Anil Mutha, Co-Founder, Nandivardhan Group
“A neutral stance supports steady growth in home loans and project funding. However, a 25 bps rate cut could have further stimulated real estate growth.”
Shraddha Kedia-Agarwal, Director, Transcon Developers
“The policy’s stability benefits metro cities with rising housing demand, particularly in luxury housing. Developers can plan innovative projects without the pressure of fluctuating rates. Incentives for urban infrastructure development would be welcome.”
Rohan Khatau, Director, CCI Projects
“The neutral stance ensures market predictability, which sustains homebuyer confidence. Policies addressing liquidity challenges and faster project approvals are needed to complement this stability.”
Samyak Jain, Director, Siddha Group
“This decision will enhance economic stability and encourage homeownership. Favorable borrowing conditions make this an opportune time for first-time buyers to invest in long-term assets like homes.”

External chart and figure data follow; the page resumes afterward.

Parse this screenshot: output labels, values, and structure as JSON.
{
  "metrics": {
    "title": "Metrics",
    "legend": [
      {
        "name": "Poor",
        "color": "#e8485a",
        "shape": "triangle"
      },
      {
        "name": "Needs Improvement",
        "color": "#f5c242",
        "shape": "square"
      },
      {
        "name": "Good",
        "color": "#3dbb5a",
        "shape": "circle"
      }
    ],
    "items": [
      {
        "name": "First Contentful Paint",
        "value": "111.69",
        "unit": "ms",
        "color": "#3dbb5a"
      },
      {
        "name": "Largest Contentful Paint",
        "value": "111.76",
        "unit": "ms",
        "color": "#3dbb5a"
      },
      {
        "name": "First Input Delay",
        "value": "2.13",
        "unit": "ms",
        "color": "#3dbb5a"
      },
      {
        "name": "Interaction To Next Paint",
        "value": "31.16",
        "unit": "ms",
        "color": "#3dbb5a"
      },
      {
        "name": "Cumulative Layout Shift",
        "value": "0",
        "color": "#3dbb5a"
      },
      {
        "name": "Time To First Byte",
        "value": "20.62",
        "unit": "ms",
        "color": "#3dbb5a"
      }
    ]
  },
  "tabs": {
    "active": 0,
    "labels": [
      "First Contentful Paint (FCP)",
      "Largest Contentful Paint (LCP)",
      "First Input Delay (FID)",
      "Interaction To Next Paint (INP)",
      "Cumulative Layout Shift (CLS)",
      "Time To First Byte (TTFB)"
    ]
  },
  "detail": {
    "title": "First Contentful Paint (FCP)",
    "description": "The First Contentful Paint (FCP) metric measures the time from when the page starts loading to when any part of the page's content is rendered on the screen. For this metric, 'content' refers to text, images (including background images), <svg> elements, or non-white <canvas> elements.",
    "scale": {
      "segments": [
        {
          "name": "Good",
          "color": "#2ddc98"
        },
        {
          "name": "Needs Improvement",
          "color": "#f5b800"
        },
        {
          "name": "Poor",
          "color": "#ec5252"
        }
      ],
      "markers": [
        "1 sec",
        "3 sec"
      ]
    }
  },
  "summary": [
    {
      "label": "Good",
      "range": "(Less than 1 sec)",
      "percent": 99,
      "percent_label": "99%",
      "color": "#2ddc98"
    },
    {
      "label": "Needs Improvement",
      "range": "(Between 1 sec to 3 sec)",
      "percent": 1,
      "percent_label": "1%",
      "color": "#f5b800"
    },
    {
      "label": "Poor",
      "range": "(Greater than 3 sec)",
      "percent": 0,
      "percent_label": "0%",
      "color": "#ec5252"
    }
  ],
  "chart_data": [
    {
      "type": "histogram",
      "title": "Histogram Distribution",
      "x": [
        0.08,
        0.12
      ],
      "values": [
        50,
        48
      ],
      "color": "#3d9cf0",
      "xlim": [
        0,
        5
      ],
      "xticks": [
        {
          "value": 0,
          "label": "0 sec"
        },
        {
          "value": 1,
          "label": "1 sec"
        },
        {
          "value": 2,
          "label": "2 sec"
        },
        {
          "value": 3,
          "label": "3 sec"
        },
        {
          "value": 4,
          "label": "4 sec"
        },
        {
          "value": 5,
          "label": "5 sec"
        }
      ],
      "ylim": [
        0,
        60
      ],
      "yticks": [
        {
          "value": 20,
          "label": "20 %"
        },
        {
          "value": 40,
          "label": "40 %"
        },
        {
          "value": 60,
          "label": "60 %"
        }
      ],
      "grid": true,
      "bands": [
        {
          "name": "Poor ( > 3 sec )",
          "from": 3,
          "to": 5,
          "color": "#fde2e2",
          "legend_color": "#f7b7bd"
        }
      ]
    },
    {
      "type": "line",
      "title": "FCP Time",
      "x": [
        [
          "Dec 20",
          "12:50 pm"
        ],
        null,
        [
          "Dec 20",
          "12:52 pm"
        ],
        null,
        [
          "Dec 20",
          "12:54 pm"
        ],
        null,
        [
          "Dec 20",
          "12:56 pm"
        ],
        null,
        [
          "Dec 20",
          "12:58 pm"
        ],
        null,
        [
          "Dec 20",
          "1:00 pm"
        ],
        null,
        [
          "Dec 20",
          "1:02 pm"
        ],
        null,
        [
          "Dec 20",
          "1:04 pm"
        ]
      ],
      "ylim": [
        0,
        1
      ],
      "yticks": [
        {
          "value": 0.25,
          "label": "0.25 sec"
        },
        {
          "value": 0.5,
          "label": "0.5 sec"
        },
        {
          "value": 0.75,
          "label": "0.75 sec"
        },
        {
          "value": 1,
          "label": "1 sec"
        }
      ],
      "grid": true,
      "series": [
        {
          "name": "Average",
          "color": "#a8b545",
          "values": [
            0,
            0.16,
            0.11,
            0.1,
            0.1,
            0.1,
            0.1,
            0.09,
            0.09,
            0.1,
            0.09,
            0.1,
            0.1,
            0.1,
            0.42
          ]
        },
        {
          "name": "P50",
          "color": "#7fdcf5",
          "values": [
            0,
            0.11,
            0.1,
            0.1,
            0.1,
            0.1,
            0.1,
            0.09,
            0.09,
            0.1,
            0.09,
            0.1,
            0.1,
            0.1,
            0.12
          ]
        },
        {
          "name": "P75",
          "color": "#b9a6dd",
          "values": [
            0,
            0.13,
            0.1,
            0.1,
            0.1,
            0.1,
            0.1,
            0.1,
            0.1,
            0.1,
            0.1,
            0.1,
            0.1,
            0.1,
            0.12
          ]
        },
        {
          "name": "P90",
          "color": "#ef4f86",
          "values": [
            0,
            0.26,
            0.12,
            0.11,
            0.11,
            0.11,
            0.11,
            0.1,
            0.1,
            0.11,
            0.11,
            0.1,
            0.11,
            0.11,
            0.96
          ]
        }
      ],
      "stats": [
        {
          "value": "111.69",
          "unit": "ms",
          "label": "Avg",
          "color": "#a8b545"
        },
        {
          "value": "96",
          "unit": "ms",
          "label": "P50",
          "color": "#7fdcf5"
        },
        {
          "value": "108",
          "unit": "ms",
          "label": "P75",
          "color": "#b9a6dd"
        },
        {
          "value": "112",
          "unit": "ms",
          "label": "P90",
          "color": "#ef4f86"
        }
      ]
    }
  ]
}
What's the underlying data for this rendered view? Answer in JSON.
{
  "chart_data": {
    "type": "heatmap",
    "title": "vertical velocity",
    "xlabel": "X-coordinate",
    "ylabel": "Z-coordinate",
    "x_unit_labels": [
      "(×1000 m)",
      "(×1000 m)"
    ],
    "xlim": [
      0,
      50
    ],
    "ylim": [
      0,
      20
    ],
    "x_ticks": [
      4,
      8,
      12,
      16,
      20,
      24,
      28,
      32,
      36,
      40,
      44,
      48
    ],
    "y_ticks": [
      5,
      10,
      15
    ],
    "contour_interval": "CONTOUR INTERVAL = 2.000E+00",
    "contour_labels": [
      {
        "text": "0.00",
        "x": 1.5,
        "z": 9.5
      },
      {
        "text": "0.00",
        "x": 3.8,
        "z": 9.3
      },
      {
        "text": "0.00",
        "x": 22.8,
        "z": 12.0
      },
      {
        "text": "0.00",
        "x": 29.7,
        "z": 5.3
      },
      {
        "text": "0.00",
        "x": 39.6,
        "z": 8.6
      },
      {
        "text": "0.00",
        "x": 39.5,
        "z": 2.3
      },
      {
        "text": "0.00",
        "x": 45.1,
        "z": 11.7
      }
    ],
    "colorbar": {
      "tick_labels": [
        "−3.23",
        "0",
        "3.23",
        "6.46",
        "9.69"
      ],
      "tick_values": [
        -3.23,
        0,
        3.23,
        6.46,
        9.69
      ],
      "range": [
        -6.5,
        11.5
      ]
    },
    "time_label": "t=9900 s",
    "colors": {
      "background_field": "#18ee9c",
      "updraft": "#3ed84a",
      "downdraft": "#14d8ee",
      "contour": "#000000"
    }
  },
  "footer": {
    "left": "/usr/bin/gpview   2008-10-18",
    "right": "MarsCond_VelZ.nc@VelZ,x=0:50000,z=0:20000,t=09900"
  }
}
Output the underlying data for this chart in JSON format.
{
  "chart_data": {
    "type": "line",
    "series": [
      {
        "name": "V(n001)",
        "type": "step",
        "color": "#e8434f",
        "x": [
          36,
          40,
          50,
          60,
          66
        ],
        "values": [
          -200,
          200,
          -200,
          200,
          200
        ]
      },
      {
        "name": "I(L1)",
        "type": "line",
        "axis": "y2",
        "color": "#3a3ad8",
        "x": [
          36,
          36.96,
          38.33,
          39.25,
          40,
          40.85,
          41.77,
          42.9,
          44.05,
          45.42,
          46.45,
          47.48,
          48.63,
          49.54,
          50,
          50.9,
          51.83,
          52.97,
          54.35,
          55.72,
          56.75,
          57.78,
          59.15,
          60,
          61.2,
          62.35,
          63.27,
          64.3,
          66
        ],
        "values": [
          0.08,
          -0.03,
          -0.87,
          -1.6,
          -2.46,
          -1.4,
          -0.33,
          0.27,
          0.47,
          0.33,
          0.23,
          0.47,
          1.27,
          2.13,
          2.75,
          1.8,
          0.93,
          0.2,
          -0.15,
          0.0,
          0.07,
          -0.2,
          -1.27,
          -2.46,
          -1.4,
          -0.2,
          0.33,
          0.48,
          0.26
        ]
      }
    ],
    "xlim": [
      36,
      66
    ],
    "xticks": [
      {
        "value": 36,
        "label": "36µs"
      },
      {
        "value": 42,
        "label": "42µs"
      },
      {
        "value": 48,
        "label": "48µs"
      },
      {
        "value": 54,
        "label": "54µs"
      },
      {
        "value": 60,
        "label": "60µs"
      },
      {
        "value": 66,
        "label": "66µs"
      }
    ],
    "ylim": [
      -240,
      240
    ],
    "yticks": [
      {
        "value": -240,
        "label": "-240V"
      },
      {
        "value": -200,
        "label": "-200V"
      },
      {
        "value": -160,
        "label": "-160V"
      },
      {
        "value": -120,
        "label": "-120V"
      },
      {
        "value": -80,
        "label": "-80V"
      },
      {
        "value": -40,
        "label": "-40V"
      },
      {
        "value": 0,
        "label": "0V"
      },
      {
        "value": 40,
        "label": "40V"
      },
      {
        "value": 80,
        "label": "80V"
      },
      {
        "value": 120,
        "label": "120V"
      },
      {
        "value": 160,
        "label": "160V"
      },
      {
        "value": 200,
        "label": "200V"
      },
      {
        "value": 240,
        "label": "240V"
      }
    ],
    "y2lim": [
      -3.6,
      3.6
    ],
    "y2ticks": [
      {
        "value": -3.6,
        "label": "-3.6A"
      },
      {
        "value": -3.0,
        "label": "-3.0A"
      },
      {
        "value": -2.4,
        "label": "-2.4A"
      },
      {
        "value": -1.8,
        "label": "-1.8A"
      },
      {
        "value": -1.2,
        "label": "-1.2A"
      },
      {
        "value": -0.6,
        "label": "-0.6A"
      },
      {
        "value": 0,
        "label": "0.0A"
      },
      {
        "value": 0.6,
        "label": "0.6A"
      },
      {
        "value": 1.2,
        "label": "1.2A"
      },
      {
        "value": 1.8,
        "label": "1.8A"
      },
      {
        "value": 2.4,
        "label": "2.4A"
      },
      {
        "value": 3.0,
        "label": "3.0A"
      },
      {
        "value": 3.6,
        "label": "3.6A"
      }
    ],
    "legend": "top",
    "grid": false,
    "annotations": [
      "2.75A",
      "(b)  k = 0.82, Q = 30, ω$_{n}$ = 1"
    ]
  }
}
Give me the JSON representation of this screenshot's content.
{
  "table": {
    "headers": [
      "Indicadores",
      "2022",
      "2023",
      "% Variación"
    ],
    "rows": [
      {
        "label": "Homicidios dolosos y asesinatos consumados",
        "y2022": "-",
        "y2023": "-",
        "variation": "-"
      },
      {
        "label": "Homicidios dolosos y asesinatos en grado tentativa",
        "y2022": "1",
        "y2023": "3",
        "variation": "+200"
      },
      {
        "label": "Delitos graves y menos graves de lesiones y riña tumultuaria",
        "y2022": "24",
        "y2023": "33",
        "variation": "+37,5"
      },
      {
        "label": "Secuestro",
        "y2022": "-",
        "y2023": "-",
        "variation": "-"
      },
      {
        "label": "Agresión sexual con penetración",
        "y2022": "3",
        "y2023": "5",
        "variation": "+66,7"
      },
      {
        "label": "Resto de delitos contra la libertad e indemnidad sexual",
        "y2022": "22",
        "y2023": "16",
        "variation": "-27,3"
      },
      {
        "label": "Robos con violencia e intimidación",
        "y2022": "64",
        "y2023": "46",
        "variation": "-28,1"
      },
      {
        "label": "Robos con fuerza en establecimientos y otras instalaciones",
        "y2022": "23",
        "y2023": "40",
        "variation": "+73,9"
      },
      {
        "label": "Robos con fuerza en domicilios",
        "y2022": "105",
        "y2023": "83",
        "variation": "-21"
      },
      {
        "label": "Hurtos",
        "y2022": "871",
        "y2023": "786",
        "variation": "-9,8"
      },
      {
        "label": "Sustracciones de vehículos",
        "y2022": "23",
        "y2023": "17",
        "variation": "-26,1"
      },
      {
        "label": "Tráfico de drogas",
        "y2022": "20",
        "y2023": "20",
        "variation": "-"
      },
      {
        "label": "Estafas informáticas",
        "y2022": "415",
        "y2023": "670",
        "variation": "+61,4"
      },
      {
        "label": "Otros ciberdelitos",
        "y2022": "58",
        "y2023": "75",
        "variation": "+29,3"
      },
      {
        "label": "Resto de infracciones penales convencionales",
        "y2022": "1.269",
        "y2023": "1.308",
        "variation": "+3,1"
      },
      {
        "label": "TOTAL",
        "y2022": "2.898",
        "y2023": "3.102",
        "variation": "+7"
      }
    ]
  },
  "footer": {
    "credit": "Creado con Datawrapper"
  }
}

Govind Krishnan Muthukumar, MD & Co-Founder, Tridhaatu Realty
“Stable borrowing costs align with the sector’s goals of catering to sustainable and climate-resilient housing demand. This policy fosters investor and homebuyer confidence.”
Vedanshu Kedia, Director, Prescon Group
“The RBI’s balanced approach supports liquidity and long-term projects, especially in the premium housing segment. Collaboration between policymakers and banks can further strengthen this trajectory.”
Abhishek Jain, COO, Satellite Developers Private Limited (SDPL)
“This prudent move balances inflation control and economic growth, putting more money in consumers’ hands. It is expected to boost demand and encourage homeownership.”
The RBI’s decision, while neutral, underscores the need for additional policy support and incentives to sustain growth in India’s real estate sector. Stability in interest rates provides a foundation, but the industry looks forward to measures that could further stimulate demand and investment.